Кей задумчива и немного печальна, какой бывает, когда выходит из дому, не зная, куда идти.
– Нечто настолько очевидное, что мы просто этого не замечаем… никто этого не замечает. Часто мы не видим чего-то только потому, что оно… как это говорят… на виду. Но что? Что она говорит нам?
– Прекрасно. Давайте посмотрим, что тут у нас на виду, – говорит Бентон.
Таким откровенно враждебным и замкнутым она видела его нечасто. Своего презрения к капитану он не скрывает. На итальянце отличный костюм в мелкую полоску, на золотых запонках, когда на них падает свет, вспыхивает герб карабинеров.
– Да, на виду. Каждый дюйм ее обнаженной плоти – до того как ее положили на носилки. Мы должны изучить ее в этом состоянии. Нетронутой. Такой, какой он оставил ее. – Капитан не сводит глаз со Скарпетты. – Но прежде, пока я не забыл, за нашу последнюю встречу в Риме. Предлагаю тост.
Предлагать тост, когда на столе перед ними фотографии мертвой молодой женщины, ее обнаженного, изуродованного тела, в этом есть что-то… нехорошее.
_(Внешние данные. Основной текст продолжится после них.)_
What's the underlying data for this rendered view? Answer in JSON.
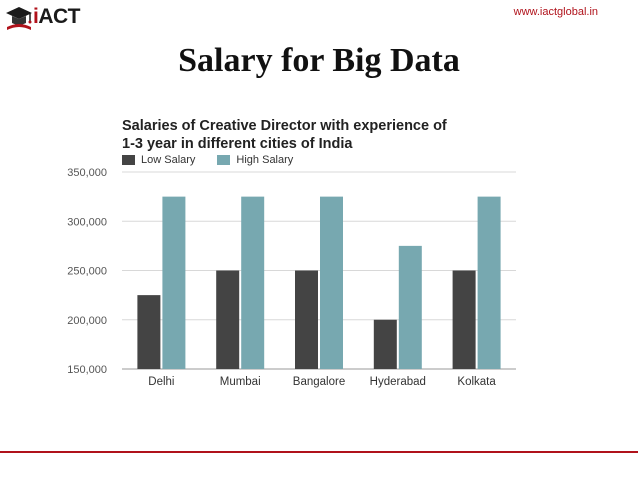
{
  "header": {
    "logo_text": "iACT",
    "url": "www.iactglobal.in"
  },
  "slide": {
    "title": "Salary for Big Data"
  },
  "colors": {
    "low": "#444444",
    "high": "#77a8b0",
    "accent": "#b0121b",
    "grid": "#d8d8d8"
  },
  "chart_data": {
    "type": "bar",
    "title": "Salaries of Creative Director with experience of 1-3 year in different cities of India",
    "title_lines": [
      "Salaries of Creative Director with experience of",
      "1-3 year in different cities of India"
    ],
    "categories": [
      "Delhi",
      "Mumbai",
      "Bangalore",
      "Hyderabad",
      "Kolkata"
    ],
    "series": [
      {
        "name": "Low Salary",
        "values": [
          225000,
          250000,
          250000,
          200000,
          250000
        ]
      },
      {
        "name": "High Salary",
        "values": [
          325000,
          325000,
          325000,
          275000,
          325000
        ]
      }
    ],
    "ylim": [
      150000,
      350000
    ],
    "yticks": [
      "150,000",
      "200,000",
      "250,000",
      "300,000",
      "350,000"
    ],
    "ytick_values": [
      150000,
      200000,
      250000,
      300000,
      350000
    ],
    "legend": "top-left",
    "grid": true
  }
}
– Выпьем за ФБР, – продолжает капитан Пома. – За их решимость видеть во всем террористический акт. Довольно-таки легкая цель – звезда тенниса.
– Ссылаться на такое – бесполезная трата времени. – Бентон поднимает бокал и пьет без тоста.
– Так передайте вашему правительству, чтобы оно прекратило выступать с этими намеками. И раз уж мы одни, скажу со всей откровенностью. Ваше правительство ведет закулисную игру, и единственная причина, по которой мы не обсуждали эту тему раньше, заключается в том, что итальянцы просто не верят столь смехотворным утверждениям. Террористы здесь ни при чем, что бы ни утверждало ФБР. Это глупо.
– Здесь с вами не ФБР сидит, а мы. Мы не ФБР, и я устал от ваших постоянных ссылок на Бюро.
– Вы ведь не станете отрицать, что большую часть карьеры провели в ФБР. Пока не ушли со сцены и не исчезли, притворившись мертвым. По каким-то причинам.
– Будь это теракт, кто-то уже взял бы ответственность на себя, – говорит Бентон. – И я бы не хотел, чтобы вы упоминали здесь ФБР или касались моей биографии.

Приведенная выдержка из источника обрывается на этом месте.